Pemilihan tanaman padi sebagai upaya untuk memenuhi kebutuhan pangan rakyat Indonesia yang berjumlah besar tentu tidaklah salah mengingat kebiasaan makan orang Indonesia yang sangat bergantung pada beras sebagai sumber zat gizi karbohidrat. Namun, perlu dicari alternatif tanaman pangan lain selain beras untuk mencapai tujuan ketahanan pangan jangka panjang yang dapat dilakukan melalui penyediaan pangan lain sebagai sumber karbohidrat. Salah satu tanaman pangan sumber karbohidrat yang berpotensi besar menggantikan beras adalah sorgum (Departemen Ilmu dan Ketahanan Pangan IPB, 2010).
Secara agronomis, sorghum sangat potensial dikembangkan di lahan-lahan marginal tersebut, teutama sebagai pangan alternatif untuk memenuhi kebutuhan pangan di Indonesia. Sesuai proyeksi Bank Dunia, pada tahun 2025 kebutuhan pangan di Indonesia akan mencapai 64,2 juta ton beras sehingga diperlukan pengamanan dan diversifikasi pangan (Zubair, 2010).

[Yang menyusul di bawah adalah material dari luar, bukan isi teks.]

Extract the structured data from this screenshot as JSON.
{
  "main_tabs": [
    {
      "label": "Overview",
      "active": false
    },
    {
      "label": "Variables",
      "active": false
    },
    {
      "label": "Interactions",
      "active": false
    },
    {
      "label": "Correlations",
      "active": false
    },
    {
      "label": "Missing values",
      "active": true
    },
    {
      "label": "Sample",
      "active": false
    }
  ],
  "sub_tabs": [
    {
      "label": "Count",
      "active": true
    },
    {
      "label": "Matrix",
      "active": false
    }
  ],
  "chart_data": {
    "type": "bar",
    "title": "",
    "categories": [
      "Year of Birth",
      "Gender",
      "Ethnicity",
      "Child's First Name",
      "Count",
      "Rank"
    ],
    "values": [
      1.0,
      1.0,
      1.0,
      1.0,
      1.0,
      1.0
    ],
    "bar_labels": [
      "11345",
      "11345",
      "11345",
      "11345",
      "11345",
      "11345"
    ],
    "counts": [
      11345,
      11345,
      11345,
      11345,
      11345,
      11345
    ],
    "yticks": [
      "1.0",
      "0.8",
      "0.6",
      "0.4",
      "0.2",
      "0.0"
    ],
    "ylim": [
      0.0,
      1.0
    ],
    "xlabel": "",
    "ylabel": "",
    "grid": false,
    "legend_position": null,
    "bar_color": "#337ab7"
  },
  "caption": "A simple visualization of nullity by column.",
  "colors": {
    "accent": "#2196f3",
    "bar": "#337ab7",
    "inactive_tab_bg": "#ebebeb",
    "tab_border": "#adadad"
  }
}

2.2 Sorgum Sorghum (Sorghum bicolor [L.] Moench) adalah tanaman serealia yang potensial untuk dibudidayakan dan dikembangkan, khususnya pada daerah-daerah marginal
9
dan kering di Indonesia. Keunggulan sorghum terletak pada daya adaptasi agroekologi yang luas, tahan terhadap kekeringan, produksi tinggi, perlu input lebih sedikit serta lebih tahan terhadap hama dan penyakit dibnading tanaman pangan lain. Selain itu, tanaman sorghum memiliki kandungan nutrisi yang tinggi, sehingga sangat baik digunakan sebagai sumber bahan pangan maupun pakan ternak alternatif (Beti, 1990).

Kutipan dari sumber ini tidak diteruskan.